The Best mode requirement has now been eliminated from the U.S. patent law for most part. The America Invent Act, prohibits a claim from being found to be invalid as a result of failure to present the best mode. The best mode requirements however continues to live. 35USC 112(a) continues to require patent application to contain the best mode of the invention, if in fact one exists. The best mode cannot be used to invalidate a patent claim once it is obtained the best mode requirement is now viewed as a paper tiger. Yes, it is required but there is no penalty for the inventor or the patent owner for failure to disclose the best mode as long as they do not get caught by patent examiner. Getting caught by a patent examiner is highly unlikely since best mode is subjective and there is really no mechanism for patent examiners ever to know what the inventor actually knows or believes.
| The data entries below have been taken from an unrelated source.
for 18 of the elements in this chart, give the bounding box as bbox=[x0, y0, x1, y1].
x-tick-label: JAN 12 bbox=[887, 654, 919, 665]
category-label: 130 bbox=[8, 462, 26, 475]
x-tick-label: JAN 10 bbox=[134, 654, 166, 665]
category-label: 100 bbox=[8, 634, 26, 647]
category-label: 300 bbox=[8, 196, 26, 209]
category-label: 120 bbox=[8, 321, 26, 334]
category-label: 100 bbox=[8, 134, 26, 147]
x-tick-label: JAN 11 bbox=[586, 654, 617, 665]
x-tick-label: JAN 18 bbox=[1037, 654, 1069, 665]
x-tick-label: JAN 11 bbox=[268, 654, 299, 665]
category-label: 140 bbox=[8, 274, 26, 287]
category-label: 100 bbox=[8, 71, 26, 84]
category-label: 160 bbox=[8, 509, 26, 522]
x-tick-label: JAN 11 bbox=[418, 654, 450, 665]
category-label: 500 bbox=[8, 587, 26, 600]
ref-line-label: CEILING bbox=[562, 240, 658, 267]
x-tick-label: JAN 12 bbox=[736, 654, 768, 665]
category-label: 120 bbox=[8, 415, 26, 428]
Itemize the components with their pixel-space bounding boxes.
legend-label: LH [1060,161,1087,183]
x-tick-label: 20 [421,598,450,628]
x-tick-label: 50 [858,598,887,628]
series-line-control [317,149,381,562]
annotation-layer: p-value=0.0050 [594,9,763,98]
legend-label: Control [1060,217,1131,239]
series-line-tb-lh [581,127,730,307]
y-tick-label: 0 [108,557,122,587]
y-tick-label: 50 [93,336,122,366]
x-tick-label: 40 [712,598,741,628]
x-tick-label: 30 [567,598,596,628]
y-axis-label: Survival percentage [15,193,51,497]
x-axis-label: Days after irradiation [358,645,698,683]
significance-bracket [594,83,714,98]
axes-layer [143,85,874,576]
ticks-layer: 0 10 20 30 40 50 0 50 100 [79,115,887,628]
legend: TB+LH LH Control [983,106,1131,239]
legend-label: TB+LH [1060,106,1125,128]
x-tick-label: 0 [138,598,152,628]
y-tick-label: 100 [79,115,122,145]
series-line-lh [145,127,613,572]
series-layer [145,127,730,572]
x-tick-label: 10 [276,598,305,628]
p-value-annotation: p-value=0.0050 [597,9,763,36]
Still, the Patent Office has indicated that if a patent examiner stumbles across a best mode of violation they will reject claims accordingly.

3. Description Requirement: The last description requirement is a written description, which is also found in 35 USC 112(a). The written description requirement is separate and distinct from the enablement requirement. The written description requirement serves a teaching function, as “quid  pro quo” in which the public is given meaningful disclosure in exchange of being excluded from practicing the invention for limited period of time.


If still in dilemma?

If you are confused you are understanding well. To be sure, the definition of the written description requirement is quite elusive. For generations the written description requirement had been confined to making sure that what was originally filed in patent application adequately defined the full parameters of the invention being claimed.

Perhaps the key to understanding the difference between the enablement requirement and written description requirement is that you can bootstrap knowledge of one of skill in the art into your application for enablement purpose, but no such bootstrapping is allowed under the written description requirement. In a sense the written description requirement is the four corner requirement. Once it is known, what is the four corner of your patent application and therefore, the invention that you actually possess, the law turns into the enablement questions and ask whether one of the skilled in the art would know how to make and use the invention.